Teaching: Communication Process In The Classroom
Relating communication to the classroom situation, the teacher is the communicator (sender of the message), knowledge being imparted by the teacher is the message and the receivers are the students.
When the teacher (who is the sender) changes or encodes his thoughts according to his knowledge and skill (experience), into verbal, visual or stimulus symbols (messages), this message will reach the students (who are the receivers). Before the students receive the message, it has to go through a channel and the channel could be the teacher himself or any of the instructional materials he is using during the teaching and learning processes, such as the chalkboards, maps, charts, graphs, transparencies, films, pictures and models, etc. When this message reaches the students, they will make a sense out of the message by interpreting or decoding the message according to their experiences. Ideally, at this point the mental images of the teacher and the students ought to match. However, the communication may go wrong some where between the teacher and the students, which will cause what is normally referred to as communication.

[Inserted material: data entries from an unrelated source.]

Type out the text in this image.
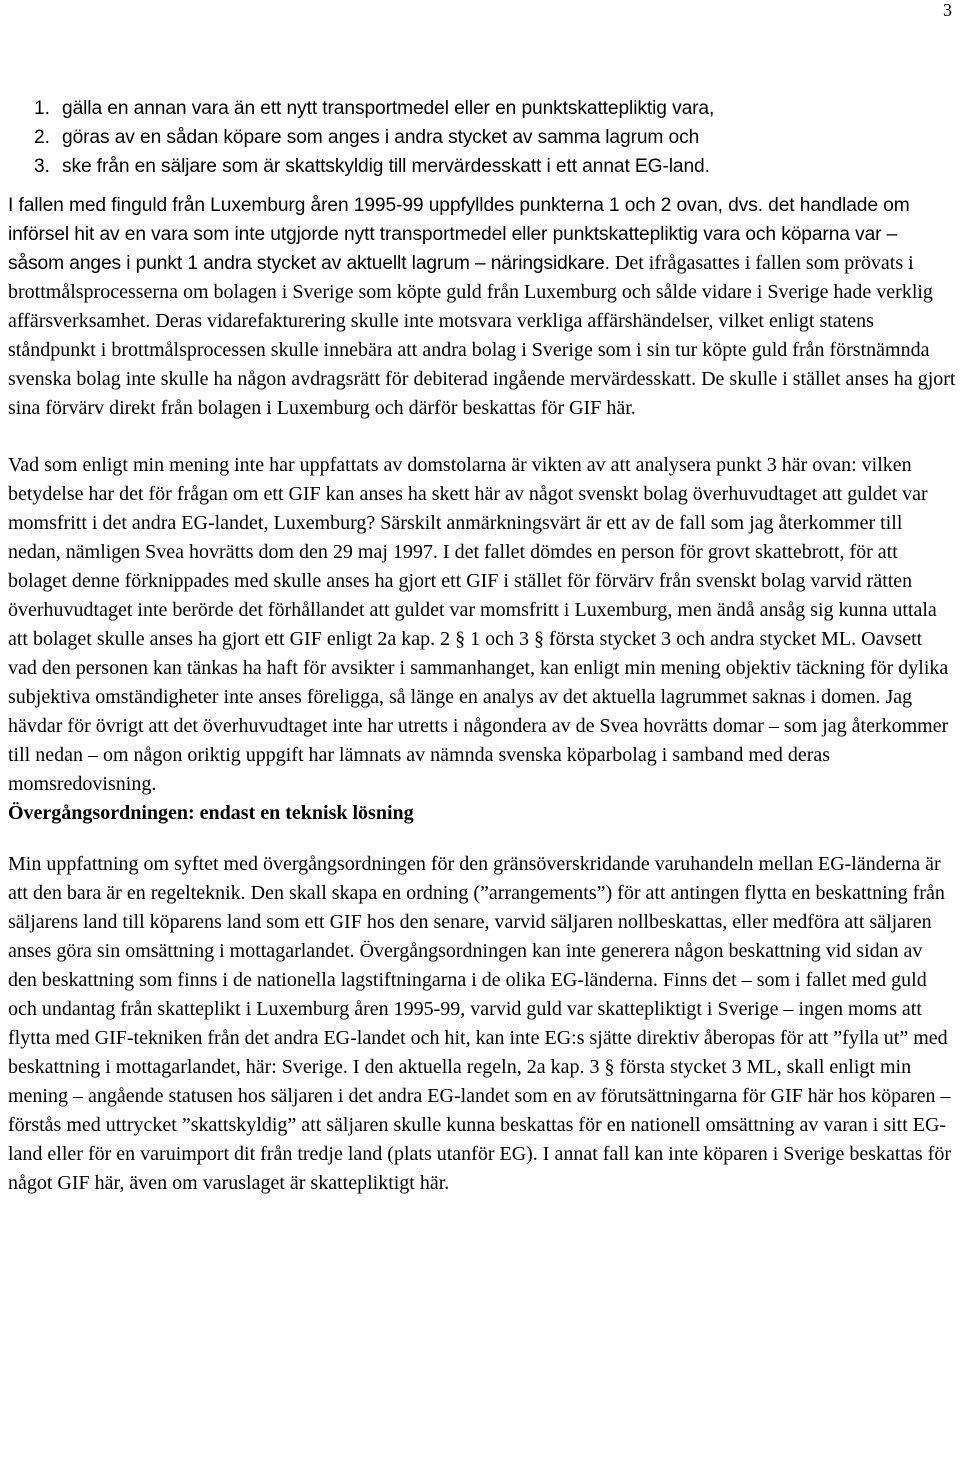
3
1. gälla en annan vara än ett nytt transportmedel eller en punktskattepliktig vara,
2. göras av en sådan köpare som anges i andra stycket av samma lagrum och
3. ske från en säljare som är skattskyldig till mervärdesskatt i ett annat EG-land.

I fallen med finguld från Luxemburg åren 1995-99 uppfylldes punkterna 1 och 2 ovan, dvs. det handlade om införsel hit av en vara som inte utgjorde nytt transportmedel eller punktskattepliktig vara och köparna var – såsom anges i punkt 1 andra stycket av aktuellt lagrum – näringsidkare. Det ifrågasattes i fallen som prövats i brottmålsprocesserna om bolagen i Sverige som köpte guld från Luxemburg och sålde vidare i Sverige hade verklig affärsverksamhet. Deras vidarefakturering skulle inte motsvara verkliga affärshändelser, vilket enligt statens ståndpunkt i brottmålsprocessen skulle innebära att andra bolag i Sverige som i sin tur köpte guld från förstnämnda svenska bolag inte skulle ha någon avdragsrätt för debiterad ingående mervärdesskatt. De skulle i stället anses ha gjort sina förvärv direkt från bolagen i Luxemburg och därför beskattas för GIF här.

Vad som enligt min mening inte har uppfattats av domstolarna är vikten av att analysera punkt 3 här ovan: vilken betydelse har det för frågan om ett GIF kan anses ha skett här av något svenskt bolag överhuvudtaget att guldet var momsfritt i det andra EG-landet, Luxemburg? Särskilt anmärkningsvärt är ett av de fall som jag återkommer till nedan, nämligen Svea hovrätts dom den 29 maj 1997. I det fallet dömdes en person för grovt skattebrott, för att bolaget denne förknippades med skulle anses ha gjort ett GIF i stället för förvärv från svenskt bolag varvid rätten överhuvudtaget inte berörde det förhållandet att guldet var momsfritt i Luxemburg, men ändå ansåg sig kunna uttala att bolaget skulle anses ha gjort ett GIF enligt 2a kap. 2 § 1 och 3 § första stycket 3 och andra stycket ML. Oavsett vad den personen kan tänkas ha haft för avsikter i sammanhanget, kan enligt min mening objektiv täckning för dylika subjektiva omständigheter inte anses föreligga, så länge en analys av det aktuella lagrummet saknas i domen. Jag hävdar för övrigt att det överhuvudtaget inte har utretts i någondera av de Svea hovrätts domar – som jag återkommer till nedan – om någon oriktig uppgift har lämnats av nämnda svenska köparbolag i samband med deras momsredovisning.

Övergångsordningen: endast en teknisk lösning

Min uppfattning om syftet med övergångsordningen för den gränsöverskridande varuhandeln mellan EG-länderna är att den bara är en regelteknik. Den skall skapa en ordning (”arrangements”) för att antingen flytta en beskattning från säljarens land till köparens land som ett GIF hos den senare, varvid säljaren nollbeskattas, eller medföra att säljaren anses göra sin omsättning i mottagarlandet. Övergångsordningen kan inte generera någon beskattning vid sidan av den beskattning som finns i de nationella lagstiftningarna i de olika EG-länderna. Finns det – som i fallet med guld och undantag från skatteplikt i Luxemburg åren 1995-99, varvid guld var skattepliktigt i Sverige – ingen moms att flytta med GIF-tekniken från det andra EG-landet och hit, kan inte EG:s sjätte direktiv åberopas för att ”fylla ut” med beskattning i mottagarlandet, här: Sverige. I den aktuella regeln, 2a kap. 3 § första stycket 3 ML, skall enligt min mening – angående statusen hos säljaren i det andra EG-landet som en av förutsättningarna för GIF här hos köparen – förstås med uttrycket ”skattskyldig” att säljaren skulle kunna beskattas för en nationell omsättning av varan i sitt EG-land eller för en varuimport dit från tredje land (plats utanför EG). I annat fall kan inte köparen i Sverige beskattas för något GIF här, även om varuslaget är skattepliktigt här.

The students then will react or respond to the message in their individual unique ways. The total response the teacher gets from his students is what us called feedback. In the feedback process, however, the students do more than decode the message, they must also encode their thoughts for relay back to the teacher. This could be in verbal symbols by asking questions, seeking for more explanations or it could be in visual symbols by nodding their heads, frowning their faces etc. The teacher will in turn decode the feedback. In effect the receivers (students) become senders and the sender (teacher) becomes receiver.